Rust lobbyists winning
They’re currently exploring using AI to mass translate software from C to Rust, which will be hilarious if it doesn’t cause Armageddon
that seems like it wouldn’t work very well except maybe for small programs. the kinds of bugs they’re trying to catch and prevent here may need substantial changes to the program’s design in order to prevent. Like the borrow checker literally does not exist in C and it is not a thing people thought about when writing asynchronous C code. Maybe the AI will take a shortcut and write a bunch of unsafe rust code, but in that case what’s the point?
Must be a lot of rust devs in the streets if we’re getting a make work program for em…
“And where did that bring you? Back to me.”
- COBOL
Which do you think happened?
-
Honest appraisal of C++ security problems
-
They figured out some security hole in C++ programs that makes them even worse than we thought
-
Some contractor bribed them to say this so that they can get contracts porting stuff to Rust
-
Some contractor dug up new legitimate security holes in C++ programs so they can convince the FBI to say this so they can get contracts porting stuff to Rust
-
High ranking FBI officials are rust fanboys
I think contractor bribes, but I think that last two are fun.
Thank god President Trump will revert everything to C, none of this woke stuff, Make Software Spaghetti Again!
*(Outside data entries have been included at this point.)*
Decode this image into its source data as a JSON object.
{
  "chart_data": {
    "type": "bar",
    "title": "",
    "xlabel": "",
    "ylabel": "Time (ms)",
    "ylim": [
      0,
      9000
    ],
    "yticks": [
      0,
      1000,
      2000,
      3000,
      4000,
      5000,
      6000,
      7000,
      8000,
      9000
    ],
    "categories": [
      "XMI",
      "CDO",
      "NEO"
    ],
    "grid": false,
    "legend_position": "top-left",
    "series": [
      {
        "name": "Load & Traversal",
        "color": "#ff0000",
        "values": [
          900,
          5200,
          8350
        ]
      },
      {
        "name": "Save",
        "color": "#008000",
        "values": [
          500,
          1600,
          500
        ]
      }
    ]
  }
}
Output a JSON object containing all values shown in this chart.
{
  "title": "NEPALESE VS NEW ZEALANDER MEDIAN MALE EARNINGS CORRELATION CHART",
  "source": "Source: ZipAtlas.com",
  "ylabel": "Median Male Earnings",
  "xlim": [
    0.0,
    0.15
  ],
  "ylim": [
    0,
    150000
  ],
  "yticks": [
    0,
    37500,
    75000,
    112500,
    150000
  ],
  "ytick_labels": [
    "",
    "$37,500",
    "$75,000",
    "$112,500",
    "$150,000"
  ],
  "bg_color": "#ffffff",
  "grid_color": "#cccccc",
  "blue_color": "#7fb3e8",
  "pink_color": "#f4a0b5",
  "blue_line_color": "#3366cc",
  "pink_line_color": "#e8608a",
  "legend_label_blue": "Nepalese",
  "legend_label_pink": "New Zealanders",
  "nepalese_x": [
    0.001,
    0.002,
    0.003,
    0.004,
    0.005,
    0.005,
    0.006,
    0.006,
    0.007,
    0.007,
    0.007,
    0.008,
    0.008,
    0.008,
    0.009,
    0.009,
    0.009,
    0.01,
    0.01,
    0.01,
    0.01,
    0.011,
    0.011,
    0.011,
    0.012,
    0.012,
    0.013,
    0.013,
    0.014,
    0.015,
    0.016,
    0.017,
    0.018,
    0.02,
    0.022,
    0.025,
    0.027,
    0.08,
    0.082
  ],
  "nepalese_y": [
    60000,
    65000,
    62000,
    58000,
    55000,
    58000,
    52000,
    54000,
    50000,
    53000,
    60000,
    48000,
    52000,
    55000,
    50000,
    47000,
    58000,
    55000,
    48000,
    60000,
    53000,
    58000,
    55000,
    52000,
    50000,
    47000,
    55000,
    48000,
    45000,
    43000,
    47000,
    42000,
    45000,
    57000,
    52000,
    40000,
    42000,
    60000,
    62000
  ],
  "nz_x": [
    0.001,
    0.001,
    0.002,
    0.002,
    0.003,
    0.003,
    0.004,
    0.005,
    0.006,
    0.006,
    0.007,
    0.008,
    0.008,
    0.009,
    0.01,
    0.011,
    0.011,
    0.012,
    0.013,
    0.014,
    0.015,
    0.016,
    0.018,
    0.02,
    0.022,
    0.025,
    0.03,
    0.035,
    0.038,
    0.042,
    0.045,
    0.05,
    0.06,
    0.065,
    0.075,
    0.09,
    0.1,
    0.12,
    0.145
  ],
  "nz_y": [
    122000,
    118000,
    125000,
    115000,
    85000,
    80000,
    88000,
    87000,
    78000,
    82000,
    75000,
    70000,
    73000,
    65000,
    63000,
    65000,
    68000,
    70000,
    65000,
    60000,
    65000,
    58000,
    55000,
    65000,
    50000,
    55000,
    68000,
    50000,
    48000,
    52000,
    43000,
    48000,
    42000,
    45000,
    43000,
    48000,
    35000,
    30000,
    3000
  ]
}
Make Software Spaghetti Again!
It’s just the obvious thing. C and C++ don’t have safeguards against dangerous programming mistakes. Programming languages exist that do. There are to this day still software vulnerabilities being caused by subtly incorrect code that C and C++ require being treated as legitimate.
C and C++ don’t have safeguards against dangerous programming mistakes.
This is not really true for modern C++… and if you’re talking about code bases that use an ancient dialect of C++ where it might be true, the fantasy of even having the option of porting to Rust is actually pretty laughable. C will continue to be necessary for many critical things because there simply isn’t sufficient compiler support coverage for Rust to take the throne.
The difference here is that it takes discipline and training to use only those parts of C++. That requires humans in the loop to enforce those decisions. Humans are fallible.
If you make it impossible at the language level then there’s nothing to train. You just can’t do the thing unintentionally.
And they didn’t specify Rust; the aerospace industry has been using Ada for decades when it comes to mission critical stuff. Ada’s compiler has long had a similar notoriety to rust’s regarding the difficulty curve.
Am I wrong or is this a strong point in favor of c/c++? I’d generally want to do whatever the opposite is of what the FBI would like me to do.
“critical software” here refers to weapons systems, spying systems, government surveillance systems, cyberwarfare software, etc.
Do you work on critical software
their reasoning is that rust (and perhaps others) that can be used in place of c or c++ have stronger compile time memory and thread safety checking which are two major sources of bugs and exploit vectors. So it’s not like they’re infiltrating the language in this case the way they would with crypto.